He begged, he pleaded, he improvised deals.
Nothing, however, could make them bend the rules, the ones dictating who got into which movies. I was fourteen and that, in the pre Adult Accompaniment age, was that. No admittance, regardless of what scheme my father, desperate for me to see One Flew Over The Cuckoo's Nest, was promising to make me a part of.
As he hung up the phone and explained that he had tried his best, I'm not sure which one of us had the longer face. He came up with a final idea: that he would pay for me to see the movie in the adjacent theatre, The Sunshine Boys, while he paid for Cuckoo's Nest, then attempt, somehow, to sneak me in. "No promises on that one though, son", he added in a voice all too aware of the risk. No promises was right; I knew those ushers. They were toughest ones in the city. I could recite a list of the Restricted movies they had caught me attempting to sneak into that would last until my 14th birthday.
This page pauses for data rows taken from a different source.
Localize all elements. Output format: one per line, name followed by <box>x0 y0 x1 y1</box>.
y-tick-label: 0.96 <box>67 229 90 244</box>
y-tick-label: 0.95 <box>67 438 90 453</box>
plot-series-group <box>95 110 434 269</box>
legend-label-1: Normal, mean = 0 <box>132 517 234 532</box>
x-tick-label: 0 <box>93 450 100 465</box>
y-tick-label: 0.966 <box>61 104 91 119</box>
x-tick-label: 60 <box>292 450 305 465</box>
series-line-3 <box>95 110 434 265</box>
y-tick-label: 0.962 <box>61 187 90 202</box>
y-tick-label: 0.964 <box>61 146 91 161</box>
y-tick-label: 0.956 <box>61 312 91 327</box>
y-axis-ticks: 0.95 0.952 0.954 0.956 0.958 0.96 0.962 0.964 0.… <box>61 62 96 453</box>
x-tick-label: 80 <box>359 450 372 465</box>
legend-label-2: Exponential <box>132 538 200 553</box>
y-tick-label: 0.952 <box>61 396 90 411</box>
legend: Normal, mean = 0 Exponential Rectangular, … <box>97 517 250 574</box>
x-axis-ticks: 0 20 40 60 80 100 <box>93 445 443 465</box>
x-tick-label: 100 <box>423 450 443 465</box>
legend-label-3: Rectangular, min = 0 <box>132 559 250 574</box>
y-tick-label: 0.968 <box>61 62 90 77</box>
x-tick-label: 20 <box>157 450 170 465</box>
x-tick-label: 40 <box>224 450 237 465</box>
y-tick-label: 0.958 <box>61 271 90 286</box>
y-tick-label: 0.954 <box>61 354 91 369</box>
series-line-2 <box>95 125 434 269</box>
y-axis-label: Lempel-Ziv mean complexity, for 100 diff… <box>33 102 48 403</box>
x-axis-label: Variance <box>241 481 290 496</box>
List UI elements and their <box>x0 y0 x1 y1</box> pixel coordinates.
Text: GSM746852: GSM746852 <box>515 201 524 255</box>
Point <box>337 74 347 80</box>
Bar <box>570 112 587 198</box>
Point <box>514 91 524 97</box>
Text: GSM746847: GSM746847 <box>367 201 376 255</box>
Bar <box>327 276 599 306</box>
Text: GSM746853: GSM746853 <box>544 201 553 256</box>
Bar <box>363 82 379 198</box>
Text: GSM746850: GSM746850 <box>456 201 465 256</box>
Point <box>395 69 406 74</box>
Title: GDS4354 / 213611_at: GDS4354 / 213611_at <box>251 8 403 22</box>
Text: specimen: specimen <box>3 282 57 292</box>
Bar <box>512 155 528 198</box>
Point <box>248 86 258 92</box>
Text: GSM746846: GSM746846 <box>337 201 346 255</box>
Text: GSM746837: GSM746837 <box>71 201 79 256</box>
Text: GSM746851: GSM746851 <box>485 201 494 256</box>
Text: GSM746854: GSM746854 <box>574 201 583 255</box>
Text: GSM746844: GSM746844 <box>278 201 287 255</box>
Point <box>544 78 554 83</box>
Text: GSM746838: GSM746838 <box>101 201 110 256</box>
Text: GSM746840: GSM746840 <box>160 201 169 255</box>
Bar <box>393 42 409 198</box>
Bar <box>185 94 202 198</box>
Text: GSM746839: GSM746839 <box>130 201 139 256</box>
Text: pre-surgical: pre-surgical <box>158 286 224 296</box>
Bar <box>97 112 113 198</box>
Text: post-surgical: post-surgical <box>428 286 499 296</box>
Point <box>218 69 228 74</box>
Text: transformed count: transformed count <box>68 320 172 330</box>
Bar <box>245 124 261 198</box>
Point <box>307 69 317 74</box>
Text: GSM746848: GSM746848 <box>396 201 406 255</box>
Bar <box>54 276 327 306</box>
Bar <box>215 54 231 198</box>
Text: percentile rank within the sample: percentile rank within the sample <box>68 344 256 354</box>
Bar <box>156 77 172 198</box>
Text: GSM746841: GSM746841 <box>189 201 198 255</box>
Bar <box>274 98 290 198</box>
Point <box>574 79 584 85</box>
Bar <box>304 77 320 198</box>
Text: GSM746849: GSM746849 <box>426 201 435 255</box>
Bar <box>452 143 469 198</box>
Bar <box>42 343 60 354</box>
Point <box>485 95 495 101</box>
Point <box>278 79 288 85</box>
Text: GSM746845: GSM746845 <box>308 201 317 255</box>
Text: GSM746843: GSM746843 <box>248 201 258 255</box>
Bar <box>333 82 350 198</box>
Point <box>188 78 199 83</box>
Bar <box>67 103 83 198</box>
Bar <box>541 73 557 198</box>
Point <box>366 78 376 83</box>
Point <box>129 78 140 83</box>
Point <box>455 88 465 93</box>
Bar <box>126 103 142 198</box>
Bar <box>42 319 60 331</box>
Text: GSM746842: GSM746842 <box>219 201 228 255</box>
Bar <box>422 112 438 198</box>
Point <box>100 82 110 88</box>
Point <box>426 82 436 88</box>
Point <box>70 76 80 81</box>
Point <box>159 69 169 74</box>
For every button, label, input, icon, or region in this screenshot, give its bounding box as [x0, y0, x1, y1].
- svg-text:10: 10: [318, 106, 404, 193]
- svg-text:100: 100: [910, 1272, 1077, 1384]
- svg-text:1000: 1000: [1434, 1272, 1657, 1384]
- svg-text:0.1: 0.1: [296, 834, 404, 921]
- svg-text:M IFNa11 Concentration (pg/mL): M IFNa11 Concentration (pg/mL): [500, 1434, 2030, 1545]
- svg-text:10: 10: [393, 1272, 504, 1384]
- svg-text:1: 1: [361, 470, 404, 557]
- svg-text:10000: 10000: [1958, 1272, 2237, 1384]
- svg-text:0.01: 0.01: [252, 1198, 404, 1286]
The next day, I received the consolation prize: the book, which my father picked up while purchasing his daily pack of cigarettes. I tried to read it, but this wasn't the story I wanted. It was written from the Chief's point of view, a character my dad had told me didn't speak. Having him gab the length of an entire book like that seemed to ruin things.
Finally, almost an entire year later, the film moved from the prestigious Elgin to the Capital Square. Now that was a theatre you could sneak into, what with those horny young ushers always busy sweet-talking the popcorn girls.
I paid for a Charles Bronson film I had no intention of seeing, and when the solitary usher turned his back on me to try out a bad line on the girl behind the candy counter, I ducked into a room illuminated only by the oversized faces of Jack Nicholson and Louise Fletcher.
I left just before the closing credits, through an unmanned side exit. As I emerged into the sunshine, I felt everything my father told me I would feel: exhilarated, unnerved, riled...and yet, none of it had anything to do with the movie.
Unlike Nicholson's McMurphy, I had bucked the system and won.